Si tel n'avait pas été le cas, B.________ n'aurait pas précisément acquis,
avec les pièces, le brevet nécessaire à la commercialisation, ni engagé de
frais de location pour du matériel qui n'avait aucune valeur. En définitive,
c'est par un choix délibéré que B.________ a renoncé à fabriquer la machine
Eurostar et a laissé à l'abandon, à fin 1997, les pièces qu'il n'avait pas
encore utilisées, sans démontrer que leur valeur avait diminué tant qu'elles
avaient été entreposées dans les locaux loués à cet effet.

B.j Selon le bilan intermédiaire au 23 mars 1994, le stock de matériel de
X.________ SA valait à cette date 630'504 fr. Les pièces représentaient à
elles seules 491'872 fr., soit 204'490 fr. de pièces de type SHT, 278'950 fr.
de type Eurostar et 8'432 fr. répertoriées sous le terme
"Cafeteria-Eurostar". Ces valeurs correspondaient au prix d'achat et avaient
été approuvées par les organes de X.________ SA.
Selon les comptes intermédiaires établis par la fiduciaire Y.________,
X.________ SA avait fait un chiffre d'affaires de 1'248'803 fr. entre le 1er
juillet 1993 et le 23 mars 1994. Le prix de revient des marchandises
correspondant à ce chiffre d'affaires s'était élevé à 709'770 fr., soit à
78'000 fr. en moyenne mensuelle.
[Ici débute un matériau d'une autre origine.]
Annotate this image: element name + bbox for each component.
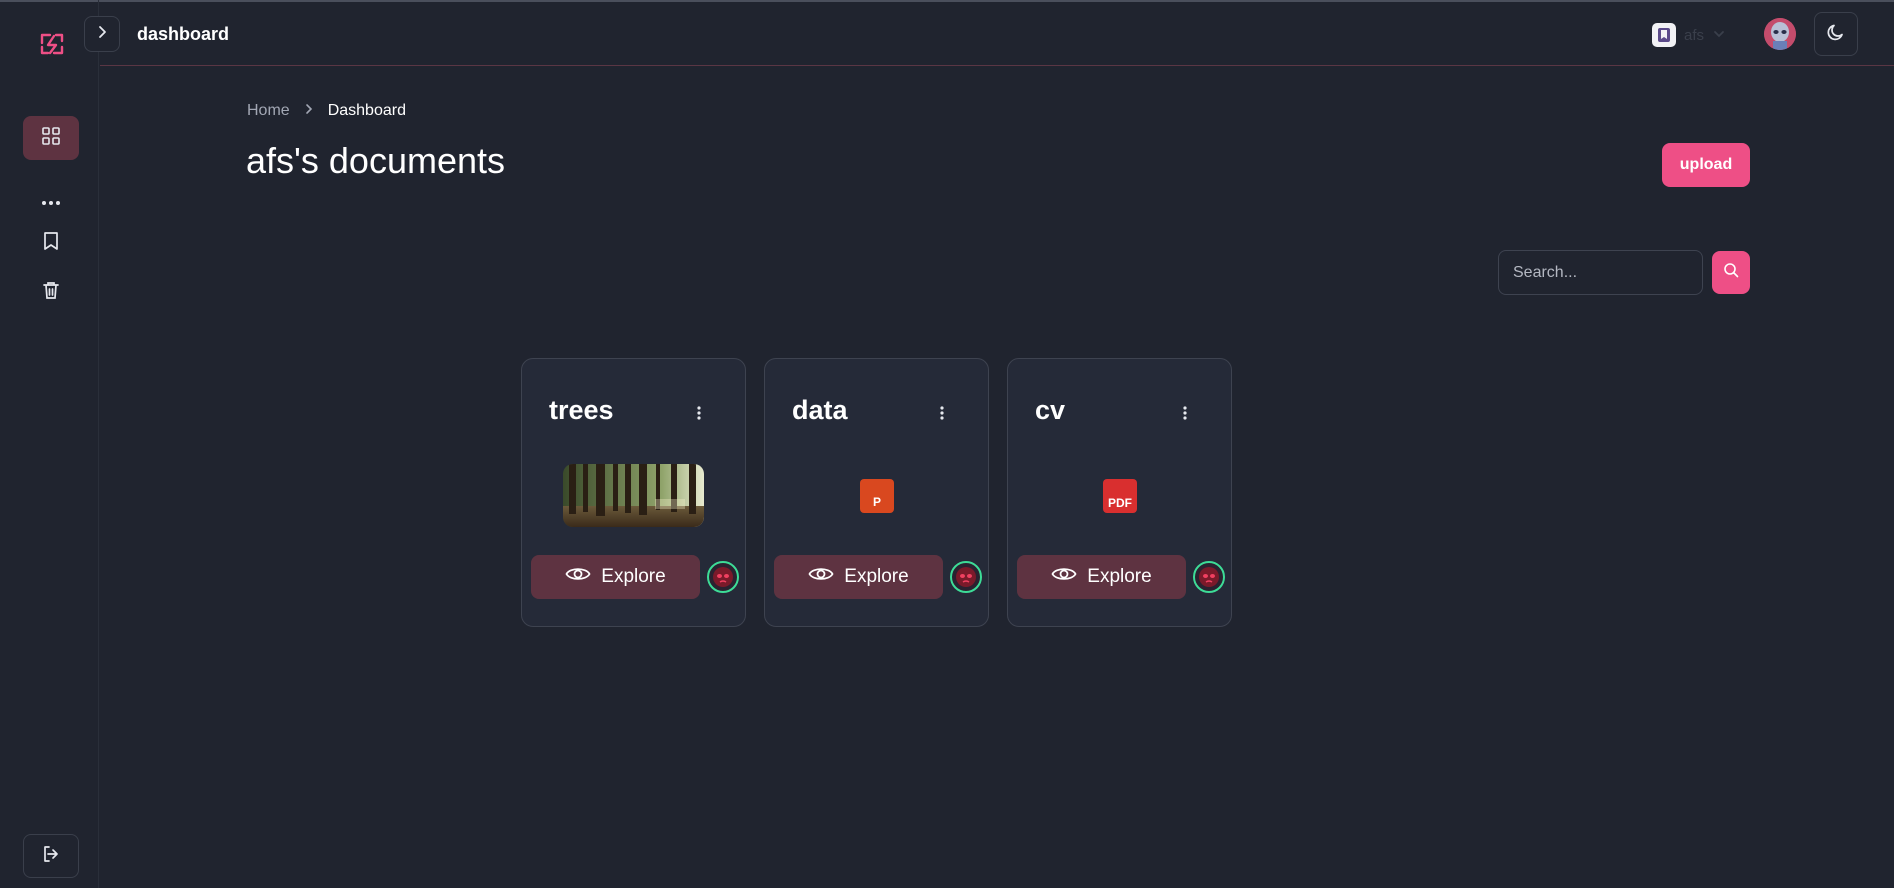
user-avatar[interactable] <box>1764 18 1796 50</box>
logout-button[interactable] <box>23 834 79 878</box>
more-vertical-icon <box>697 405 701 425</box>
explore-button[interactable]: Explore <box>1017 555 1186 599</box>
document-card: data P Explore <box>764 358 989 627</box>
explore-label: Explore <box>844 566 909 587</box>
explore-button[interactable]: Explore <box>531 555 700 599</box>
header-title: dashboard <box>137 24 230 44</box>
chevron-right-icon <box>96 25 108 44</box>
breadcrumb: Home Dashboard <box>247 102 406 120</box>
explore-label: Explore <box>601 566 666 587</box>
moon-icon <box>1826 22 1846 47</box>
sidebar-item-bookmarks[interactable] <box>36 228 66 258</box>
more-horizontal-icon <box>41 193 61 211</box>
search-input[interactable] <box>1498 250 1703 295</box>
org-name: afs <box>1684 26 1705 44</box>
sidebar-toggle-button[interactable] <box>84 16 120 52</box>
sidebar-item-trash[interactable] <box>36 277 66 307</box>
document-card: trees Explore <box>521 358 746 627</box>
page-title: afs's documents <box>246 140 505 181</box>
bookmark-icon <box>42 231 60 256</box>
owner-avatar[interactable] <box>707 561 739 593</box>
document-title: cv <box>1035 395 1066 425</box>
explore-button[interactable]: Explore <box>774 555 943 599</box>
top-header: dashboard afs <box>84 2 1894 66</box>
upload-button[interactable]: upload <box>1662 143 1750 187</box>
logout-icon <box>41 844 61 869</box>
card-menu-button[interactable] <box>1174 403 1196 427</box>
search-icon <box>1723 262 1739 283</box>
search-button[interactable] <box>1712 251 1750 294</box>
file-type-badge: P <box>872 495 881 509</box>
explore-label: Explore <box>1087 566 1152 587</box>
pptx-file-icon[interactable]: P <box>860 479 894 513</box>
grid-icon <box>41 126 61 151</box>
chevron-down-icon <box>1712 26 1726 44</box>
card-menu-button[interactable] <box>688 403 710 427</box>
breadcrumb-separator-icon <box>304 102 314 120</box>
breadcrumb-home[interactable]: Home <box>247 102 290 120</box>
image-thumbnail[interactable] <box>563 464 704 527</box>
eye-icon <box>808 565 834 589</box>
org-switcher[interactable]: afs <box>1652 22 1726 48</box>
org-icon <box>1652 23 1676 47</box>
document-title: trees <box>549 395 614 425</box>
document-card: cv PDF Explore <box>1007 358 1232 627</box>
sidebar-item-dashboard[interactable] <box>23 116 79 160</box>
breadcrumb-current: Dashboard <box>327 102 406 119</box>
trash-icon <box>42 280 60 305</box>
card-menu-button[interactable] <box>931 403 953 427</box>
more-vertical-icon <box>1183 405 1187 425</box>
file-type-badge: PDF <box>1108 496 1132 510</box>
theme-toggle-button[interactable] <box>1814 12 1858 56</box>
document-title: data <box>792 395 848 425</box>
owner-avatar[interactable] <box>1193 561 1225 593</box>
pdf-file-icon[interactable]: PDF <box>1103 479 1137 513</box>
eye-icon <box>1051 565 1077 589</box>
sidebar-item-more[interactable] <box>36 187 66 217</box>
eye-icon <box>565 565 591 589</box>
bolt-logo-icon[interactable] <box>36 28 68 60</box>
sidebar <box>0 0 99 888</box>
more-vertical-icon <box>940 405 944 425</box>
owner-avatar[interactable] <box>950 561 982 593</box>
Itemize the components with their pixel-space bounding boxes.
Comme les ouvriers avaient été licenciés en
avril 1994, que les ventes, de l'aveu des administrateurs, avaient fortement
chuté en 1994 et que toute exploitation avait cessé en juin 1994,
l'écoulement de la marchandise (pièces comprises) n'a pu être supérieure à
cette moyenne pour les trois derniers mois d'activité de la société et n'a
donc pas dépassé 234'000 fr. L'on peut en déduire que X.________ SA disposait
encore au 8 juillet 1994 d'un stock de pièces valant plus de 250'000 fr.
(491'872 - 234'000). Comme à cette date il n'y avait pratiquement plus de
pièces pour le modèle SHT, selon ce qu'ont déclaré tant B.________ que les
administrateurs, le stock était alors composé principalement de pièces pour
les modèles Eurostar et Cafeteria, portées au bilan du 23 mars 1994 pour
287'382 fr. (278'950 + 8'432).

B.k Tandis que D.________ a estimé à 300'000 fr. la valeur des pièces cédées,
B.________ a admis avoir acquis des pièces en vue de fabriquer une
cinquantaine de machines Eurostar pouvant être vendues entre 11'000 fr. et
12'000 fr. pièce. Pour le modèle Cafeteria, le coût des pièces représentait
les deux tiers du prix de vente. La proportion correspondante pour le modèle
Eurostar ne ressort pas du dossier, mais selon les comptes pour la période du
1er juillet 1993 au 23 mars 1994, X.________ SA avait utilisé 709'770 fr. de
marchandises pour un coût de fabrication de 954'836 fr., ce qui signifie que
la marchandise représentait le 74% du prix de revient des objets.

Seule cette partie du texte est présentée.